En avril 2021, elle a eu le poignet droit dévié du jour au lendemain, l’Ehpad m’a dit de ne pas m’inquiéter, que c’était de l’arthrose… En avril 2022, le gériatre a diagnostiqué une hémiplégie suite à un AVC non pris en charge pendant plus d’un an. Le gériatre a prescrit un arrêt total et sevrage de psychotropes inutiles. » 

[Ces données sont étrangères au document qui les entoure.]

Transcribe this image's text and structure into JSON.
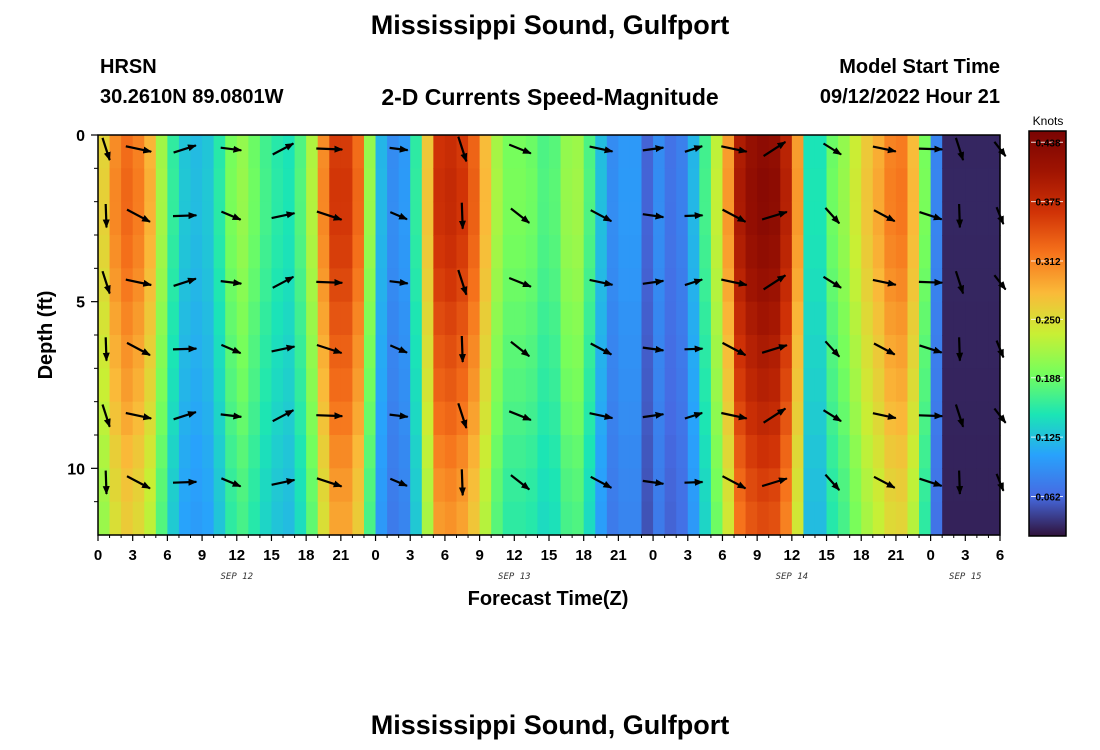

Face à ces flots de manquements, comme d’autres enfants, Annie fait donc appel à la justice, mais se heurte alors à un réseau d’institutions modelé autour d’une certaine confiance aux Ehpad :

« LA  JUGE DES TUTELLES CAUTIONNE… DISANT QUE, SI JE NE SUIS PAS SATISFAITE, ILS METTRONT AVEC SON ACCORD MA MAMAN EN UNITÉ LONGUE DURÉE… ALORS QU’ELLE VA MIEUX DEPUIS 2 ANS. NOUS TRAVERSONS UN CAUCHEMAR. SE TAIRE C’EST CAUTIONNER… »

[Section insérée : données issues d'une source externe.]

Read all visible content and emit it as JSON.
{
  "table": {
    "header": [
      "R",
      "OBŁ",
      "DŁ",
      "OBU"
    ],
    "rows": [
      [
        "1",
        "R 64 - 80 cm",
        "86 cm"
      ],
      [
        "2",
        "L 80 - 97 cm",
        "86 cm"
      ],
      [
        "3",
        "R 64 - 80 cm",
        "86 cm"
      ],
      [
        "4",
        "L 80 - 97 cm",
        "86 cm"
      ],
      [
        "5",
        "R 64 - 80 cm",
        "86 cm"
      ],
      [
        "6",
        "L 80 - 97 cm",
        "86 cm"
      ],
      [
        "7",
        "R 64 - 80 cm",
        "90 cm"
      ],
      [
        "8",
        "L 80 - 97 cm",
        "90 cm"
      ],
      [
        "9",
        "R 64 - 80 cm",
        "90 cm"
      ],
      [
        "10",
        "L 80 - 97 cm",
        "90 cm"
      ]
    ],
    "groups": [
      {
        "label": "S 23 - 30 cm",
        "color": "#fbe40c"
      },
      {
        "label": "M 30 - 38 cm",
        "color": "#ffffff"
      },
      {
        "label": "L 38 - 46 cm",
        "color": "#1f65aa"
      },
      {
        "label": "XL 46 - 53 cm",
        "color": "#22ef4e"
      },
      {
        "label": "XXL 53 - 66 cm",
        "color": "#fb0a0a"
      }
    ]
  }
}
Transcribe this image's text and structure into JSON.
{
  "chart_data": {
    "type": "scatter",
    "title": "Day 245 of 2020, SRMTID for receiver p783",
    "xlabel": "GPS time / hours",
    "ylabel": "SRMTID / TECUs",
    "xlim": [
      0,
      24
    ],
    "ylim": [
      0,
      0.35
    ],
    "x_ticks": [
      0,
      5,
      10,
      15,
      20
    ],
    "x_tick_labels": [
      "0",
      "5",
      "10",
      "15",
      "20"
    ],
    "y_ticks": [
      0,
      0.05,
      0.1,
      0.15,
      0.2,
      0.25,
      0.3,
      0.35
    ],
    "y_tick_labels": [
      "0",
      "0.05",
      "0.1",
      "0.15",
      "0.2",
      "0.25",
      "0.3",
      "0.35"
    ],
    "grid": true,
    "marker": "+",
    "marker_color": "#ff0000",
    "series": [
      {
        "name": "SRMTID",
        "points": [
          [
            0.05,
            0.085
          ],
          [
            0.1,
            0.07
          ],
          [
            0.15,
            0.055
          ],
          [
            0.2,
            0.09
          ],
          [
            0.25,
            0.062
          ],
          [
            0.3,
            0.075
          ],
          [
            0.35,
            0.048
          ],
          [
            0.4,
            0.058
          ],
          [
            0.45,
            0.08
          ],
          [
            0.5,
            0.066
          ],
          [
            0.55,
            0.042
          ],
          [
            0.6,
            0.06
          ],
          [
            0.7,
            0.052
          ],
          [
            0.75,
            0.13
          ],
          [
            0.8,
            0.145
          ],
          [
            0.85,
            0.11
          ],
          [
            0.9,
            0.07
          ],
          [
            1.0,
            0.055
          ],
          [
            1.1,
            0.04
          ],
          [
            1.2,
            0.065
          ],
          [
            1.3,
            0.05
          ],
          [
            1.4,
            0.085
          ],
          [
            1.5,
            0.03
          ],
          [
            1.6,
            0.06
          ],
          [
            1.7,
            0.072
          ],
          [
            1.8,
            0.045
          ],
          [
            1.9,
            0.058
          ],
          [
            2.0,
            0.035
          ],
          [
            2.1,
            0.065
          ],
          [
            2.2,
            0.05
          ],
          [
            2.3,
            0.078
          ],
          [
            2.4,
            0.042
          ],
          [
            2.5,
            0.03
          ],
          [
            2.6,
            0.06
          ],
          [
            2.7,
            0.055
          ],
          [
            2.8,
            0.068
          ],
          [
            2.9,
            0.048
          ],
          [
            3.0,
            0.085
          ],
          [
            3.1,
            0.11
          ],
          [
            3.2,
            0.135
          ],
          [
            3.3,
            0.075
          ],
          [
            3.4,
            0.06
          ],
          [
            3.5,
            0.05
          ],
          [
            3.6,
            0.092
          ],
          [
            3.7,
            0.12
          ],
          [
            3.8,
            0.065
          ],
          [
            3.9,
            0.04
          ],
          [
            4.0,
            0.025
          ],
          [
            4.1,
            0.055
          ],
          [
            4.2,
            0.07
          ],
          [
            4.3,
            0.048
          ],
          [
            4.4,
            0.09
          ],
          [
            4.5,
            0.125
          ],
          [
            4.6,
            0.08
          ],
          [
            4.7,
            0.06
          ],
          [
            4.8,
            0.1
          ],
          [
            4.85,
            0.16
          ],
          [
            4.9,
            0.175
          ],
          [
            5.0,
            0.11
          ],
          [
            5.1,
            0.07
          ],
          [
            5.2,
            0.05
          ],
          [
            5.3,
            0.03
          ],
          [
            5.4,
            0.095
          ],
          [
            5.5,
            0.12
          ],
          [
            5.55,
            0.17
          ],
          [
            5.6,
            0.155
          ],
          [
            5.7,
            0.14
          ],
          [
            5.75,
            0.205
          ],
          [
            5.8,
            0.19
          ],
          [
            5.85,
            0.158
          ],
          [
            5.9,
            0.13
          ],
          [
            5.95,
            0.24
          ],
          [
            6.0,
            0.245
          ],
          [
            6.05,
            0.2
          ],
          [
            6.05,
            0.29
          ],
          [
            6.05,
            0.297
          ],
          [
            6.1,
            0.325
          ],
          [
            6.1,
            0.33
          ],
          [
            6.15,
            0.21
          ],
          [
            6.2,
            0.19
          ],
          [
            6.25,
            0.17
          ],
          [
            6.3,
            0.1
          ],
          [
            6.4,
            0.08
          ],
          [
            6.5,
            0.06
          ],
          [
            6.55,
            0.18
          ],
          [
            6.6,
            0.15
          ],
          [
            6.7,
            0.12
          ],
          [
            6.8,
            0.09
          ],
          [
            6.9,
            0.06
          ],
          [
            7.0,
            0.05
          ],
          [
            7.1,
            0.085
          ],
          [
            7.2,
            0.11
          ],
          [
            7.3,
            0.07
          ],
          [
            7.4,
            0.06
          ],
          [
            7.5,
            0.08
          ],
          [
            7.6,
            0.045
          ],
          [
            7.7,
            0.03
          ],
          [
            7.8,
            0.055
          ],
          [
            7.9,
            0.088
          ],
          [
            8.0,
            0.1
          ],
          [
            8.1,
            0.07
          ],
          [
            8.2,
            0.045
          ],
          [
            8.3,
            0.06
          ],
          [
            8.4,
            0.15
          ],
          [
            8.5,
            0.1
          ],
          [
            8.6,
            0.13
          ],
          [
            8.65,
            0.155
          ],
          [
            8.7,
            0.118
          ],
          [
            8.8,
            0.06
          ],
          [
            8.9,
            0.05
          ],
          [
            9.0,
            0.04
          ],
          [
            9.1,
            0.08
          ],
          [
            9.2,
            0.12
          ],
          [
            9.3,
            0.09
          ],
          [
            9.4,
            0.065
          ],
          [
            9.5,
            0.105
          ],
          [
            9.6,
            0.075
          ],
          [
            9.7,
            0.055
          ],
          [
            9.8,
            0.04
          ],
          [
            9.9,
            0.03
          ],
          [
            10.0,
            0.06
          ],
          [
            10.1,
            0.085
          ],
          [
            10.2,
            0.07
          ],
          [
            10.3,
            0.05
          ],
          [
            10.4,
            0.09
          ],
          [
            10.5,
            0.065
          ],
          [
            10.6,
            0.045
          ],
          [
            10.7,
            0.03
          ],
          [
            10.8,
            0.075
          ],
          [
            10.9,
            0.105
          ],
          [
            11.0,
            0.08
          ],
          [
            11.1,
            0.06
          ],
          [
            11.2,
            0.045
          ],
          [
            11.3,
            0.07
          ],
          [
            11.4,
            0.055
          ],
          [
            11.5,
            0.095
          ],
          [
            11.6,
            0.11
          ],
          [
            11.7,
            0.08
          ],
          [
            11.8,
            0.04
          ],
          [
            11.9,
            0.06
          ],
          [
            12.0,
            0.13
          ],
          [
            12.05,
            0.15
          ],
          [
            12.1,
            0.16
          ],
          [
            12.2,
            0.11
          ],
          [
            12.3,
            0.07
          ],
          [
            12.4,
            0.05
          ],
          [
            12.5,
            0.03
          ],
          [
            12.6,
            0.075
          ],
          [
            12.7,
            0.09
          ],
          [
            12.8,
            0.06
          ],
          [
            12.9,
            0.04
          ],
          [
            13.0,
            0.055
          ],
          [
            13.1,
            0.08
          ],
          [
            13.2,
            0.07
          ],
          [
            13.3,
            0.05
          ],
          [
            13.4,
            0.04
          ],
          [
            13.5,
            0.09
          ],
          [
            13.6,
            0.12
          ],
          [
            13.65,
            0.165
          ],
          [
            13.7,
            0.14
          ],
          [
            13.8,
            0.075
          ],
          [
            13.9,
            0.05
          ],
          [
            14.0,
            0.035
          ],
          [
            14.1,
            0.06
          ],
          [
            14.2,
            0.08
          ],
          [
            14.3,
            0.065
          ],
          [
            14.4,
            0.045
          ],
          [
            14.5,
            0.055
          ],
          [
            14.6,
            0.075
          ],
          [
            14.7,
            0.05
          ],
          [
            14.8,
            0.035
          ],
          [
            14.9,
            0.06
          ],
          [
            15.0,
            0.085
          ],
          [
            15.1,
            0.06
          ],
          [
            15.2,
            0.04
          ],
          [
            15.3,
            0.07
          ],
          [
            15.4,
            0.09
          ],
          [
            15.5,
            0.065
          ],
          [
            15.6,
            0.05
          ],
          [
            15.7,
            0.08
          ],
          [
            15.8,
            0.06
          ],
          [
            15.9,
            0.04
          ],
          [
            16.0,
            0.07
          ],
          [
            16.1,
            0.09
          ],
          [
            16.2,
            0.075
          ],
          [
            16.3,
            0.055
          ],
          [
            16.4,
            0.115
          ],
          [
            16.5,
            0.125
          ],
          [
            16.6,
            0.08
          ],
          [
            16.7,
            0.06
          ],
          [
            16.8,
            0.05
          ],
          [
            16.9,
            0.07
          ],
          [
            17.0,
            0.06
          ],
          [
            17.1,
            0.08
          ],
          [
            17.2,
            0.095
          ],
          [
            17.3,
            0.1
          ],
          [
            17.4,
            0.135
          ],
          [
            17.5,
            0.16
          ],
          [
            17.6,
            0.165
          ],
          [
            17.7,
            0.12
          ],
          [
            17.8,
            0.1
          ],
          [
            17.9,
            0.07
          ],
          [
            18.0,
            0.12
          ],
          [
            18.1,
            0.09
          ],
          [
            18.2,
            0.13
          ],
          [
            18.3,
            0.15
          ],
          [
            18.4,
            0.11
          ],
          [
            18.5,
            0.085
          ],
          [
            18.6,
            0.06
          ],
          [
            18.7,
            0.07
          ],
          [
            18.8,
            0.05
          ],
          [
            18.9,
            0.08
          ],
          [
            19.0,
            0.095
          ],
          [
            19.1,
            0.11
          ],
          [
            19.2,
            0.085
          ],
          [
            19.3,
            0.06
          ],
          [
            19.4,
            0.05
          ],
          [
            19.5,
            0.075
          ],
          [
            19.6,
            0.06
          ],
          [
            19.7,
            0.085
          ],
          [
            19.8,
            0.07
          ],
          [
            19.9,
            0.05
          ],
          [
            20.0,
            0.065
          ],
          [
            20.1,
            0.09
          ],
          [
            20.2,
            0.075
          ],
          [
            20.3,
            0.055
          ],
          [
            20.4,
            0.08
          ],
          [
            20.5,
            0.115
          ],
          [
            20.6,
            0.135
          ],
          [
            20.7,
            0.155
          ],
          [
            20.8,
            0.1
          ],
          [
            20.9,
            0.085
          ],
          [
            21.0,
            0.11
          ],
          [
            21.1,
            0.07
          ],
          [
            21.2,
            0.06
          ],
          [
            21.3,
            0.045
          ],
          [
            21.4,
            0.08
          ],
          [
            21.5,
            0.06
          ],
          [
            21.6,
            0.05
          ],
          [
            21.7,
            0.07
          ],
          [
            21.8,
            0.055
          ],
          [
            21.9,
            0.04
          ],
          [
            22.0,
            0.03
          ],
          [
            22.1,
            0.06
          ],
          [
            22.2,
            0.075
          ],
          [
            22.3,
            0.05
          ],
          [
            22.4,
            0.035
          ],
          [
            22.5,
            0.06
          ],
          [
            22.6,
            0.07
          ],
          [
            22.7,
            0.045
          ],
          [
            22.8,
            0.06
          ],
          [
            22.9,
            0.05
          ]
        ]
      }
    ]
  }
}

L’omerta, un terreau fertile pour des réseaux d’abus bien ancrés
Ce silence, voilà ce que dénoncent d’une seule voix ces familles. Plus que la maltraitance, le mot qui revient en boucle chez chaque témoin est l’impuissance.

Et pour cause : se reposant sur des diagnostics techniques et comptant sur notre attachement culturel – et légitime – à la prévention des risques d’abus familiaux, ces centres peuvent également prendre avec une relative liberté des mesures restrictives qui éloignent les familles de leur parent. 

Ces mesures ont pour but de protéger les aînés d’eux-mêmes ou de proches abusifs, mais comme tout pouvoir de régulation, rien ne garantit qu’elles ne seront pas instrumentalisées pour écarter les curieux de stratégies marchandes. Qu’elles soient explicites ou devinées, les maltraitances sont alors souvent impossibles à punir car de nombreux obstacles juridiques se dressent entre les observations des proches et les preuves.

C’est notamment le cas lors d’une mise sous tutelle (mesure de protection juridique ayant le plus de conséquences sur les actes que peut réaliser seule la personne protégée) ou curatelle (sauvegarde de justice limitant plus légèrement la liberté d’action de la personne protégée).

Ce procédé qui touche plus de 700 000 majeurs en France semble en effet poser de nombreuses questions quant aux abus de faiblesse grandissants, notamment à cause de potentiels conflits d’intérêts économiques entre Ehpad et professionnels de la santé, sous le regard inconsciemment complice de mœurs juridiques spécifiques et d’un État peu concerné, aux politiques d’austérité pour les plus pauvres.